ST. PETERSBURG, Fla. (AP) — The Tampa Bay Rays are on track to get a long-sought new ballpark following a city council vote Thursday on a major redevelopment project that also guarantees the team will stay where it is for at least 30 years.
The ballpark is part of a broader $6.5 billion project that supporters say would transform an 86-acre (34-hectare) tract in the city’s downtown, with plans in the coming years for a Black history museum, affordable housing, a hotel, green space, entertainment venues, and office and retail space. There’s the promise of thousands of jobs as well.
The site, where the Rays’ domed, tilted Tropicana Field and its expansive parking lots now sit, was once a thriving Black community displaced by construction of the ballpark and an interstate highway. A priority for St. Petersburg Mayor Ken Welch is to right some of those past wrongs in what is known as the Historic Gas Plant District.
“This is a day that has been more than 40 years in the making,” said Welch, the city’s first Black mayor with family ties to the old neighborhood. “It is a major win for our city.”
The St. Petersburg City Council voted 5-3 for the plan, which also must be approved by the Pinellas County Commission.
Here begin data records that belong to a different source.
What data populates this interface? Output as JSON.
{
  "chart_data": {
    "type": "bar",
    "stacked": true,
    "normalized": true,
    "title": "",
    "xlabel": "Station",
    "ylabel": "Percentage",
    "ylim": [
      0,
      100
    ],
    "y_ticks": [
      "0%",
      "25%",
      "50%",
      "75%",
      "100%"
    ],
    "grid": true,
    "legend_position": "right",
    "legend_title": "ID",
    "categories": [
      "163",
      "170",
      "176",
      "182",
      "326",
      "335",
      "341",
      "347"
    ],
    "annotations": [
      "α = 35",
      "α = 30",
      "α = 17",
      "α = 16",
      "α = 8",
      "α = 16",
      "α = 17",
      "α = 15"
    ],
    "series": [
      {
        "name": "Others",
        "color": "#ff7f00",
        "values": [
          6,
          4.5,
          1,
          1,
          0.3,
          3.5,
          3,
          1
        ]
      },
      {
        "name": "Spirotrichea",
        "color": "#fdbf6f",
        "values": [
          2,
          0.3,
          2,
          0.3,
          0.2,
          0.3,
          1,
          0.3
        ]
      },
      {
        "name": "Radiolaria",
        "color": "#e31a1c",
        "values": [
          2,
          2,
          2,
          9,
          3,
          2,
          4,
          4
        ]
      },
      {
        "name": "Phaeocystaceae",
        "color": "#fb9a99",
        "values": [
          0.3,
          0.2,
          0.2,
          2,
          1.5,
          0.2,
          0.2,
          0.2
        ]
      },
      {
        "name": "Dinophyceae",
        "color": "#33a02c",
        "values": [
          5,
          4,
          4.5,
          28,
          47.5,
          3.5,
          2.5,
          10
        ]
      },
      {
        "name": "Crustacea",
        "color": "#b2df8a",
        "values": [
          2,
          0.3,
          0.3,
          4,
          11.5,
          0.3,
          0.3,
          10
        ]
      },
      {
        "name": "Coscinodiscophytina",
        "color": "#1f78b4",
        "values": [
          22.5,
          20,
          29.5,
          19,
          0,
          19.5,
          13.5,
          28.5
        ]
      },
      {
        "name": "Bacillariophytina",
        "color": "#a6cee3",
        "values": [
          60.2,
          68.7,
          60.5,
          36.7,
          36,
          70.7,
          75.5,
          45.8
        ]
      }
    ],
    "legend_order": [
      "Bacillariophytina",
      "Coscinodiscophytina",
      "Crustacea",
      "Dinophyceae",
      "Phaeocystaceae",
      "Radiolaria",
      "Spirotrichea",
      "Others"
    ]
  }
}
A county vote is set for later this month.
“This has far-reaching implications far beyond the baseball field,” said council member Ed Montanari.
The linchpin of the project is the planned $1.3 billion ballpark with 30,000 seats and a fixed roof, scheduled to open for the 2028 season. That will cap years of uncertainty about the Rays’ future, including possible moves across the bay to Tampa, or to Nashville, Tennessee, or even to split home games between St. Petersburg and Montreal, an idea MLB rejected.
Stu Sternberg, the Rays’ principal owner, said final approval of the project would settle the question of the team’s future location.
“It’s always been our intention and my intention to have the team remain in Tampa Bay, specifically St. Petersburg,” Sternberg said before the vote. “We have never considered taking the team elsewhere, out of the region.”
The Rays typically draw among the lowest attendance in MLB, even though the team has made the playoffs five years in a row. This year, at this week’s All-Star break, the Rays have a 48-48 record, placing them fourth in the American League East division.
The financing plan calls for the city to spend about $417.5 million, including $287.5 million for the ballpark itself and $130 million in infrastructure for the larger redevelopment project that would include such things as sewage, traffic signals and roads. The city envisions no new or increased taxes.
Pinellas County, meanwhile, would spend about $312.5 million for its share of the ballpark costs. Officials say the county money will come from a bed tax largely funded by visitors that can be spent only on tourist-related and economic development expenses. The county commission is tentatively set to vote on the plan July 30.
The rest of the project would mainly be funded by a partnership between the Rays and the Houston-based Hines global development company. It will take decades to complete.
The ballpark plan is part of a wave of construction or renovation projects at sports venues across the country, including the Milwaukee Brewers, Buffalo Bills, Tennessee Titans, Jacksonville Jaguars and the Oakland Athletics, who are planning to relocate to Las Vegas. Like the Rays proposal, all of the projects come with millions of dollars in public funding that usually draws opposition.
Although the city’s business and political leadership is mostly behind the deal, there are detractors. Council member Richie Floyd said there are many more ways the ballpark money could be spent to meet numerous community needs.
“It still represents one of the largest stadium subsidies in MLB history. That’s the core of my concern,” Floyd said.
A citizen group called “No Home Run” and other organizations opposed the deal, with the conservative/libertarian Americans for Prosperity contending the track record for other publicly financed sports stadiums is not encouraging.
“The economic benefits promised by proponents of publicly funded sports stadiums fail to materialize time and time again,” said Skylar Zander, the group’s state director. “Studies have consistently shown that the return on investment for such projects is questionable at best, with most of the economic gains flowing to private interests rather than the general public.”
Still, the project seems to have momentum on its side. For former residents and descendants of the Gas Plant District neighborhood, it can’t come soon enough.
“All over this country our history is erased. That will not happen here,” said Gwendolyn Reese, president of the African American Heritage Association of St. Petersburg. “Our voices will be heard. And not just heard, but valued.”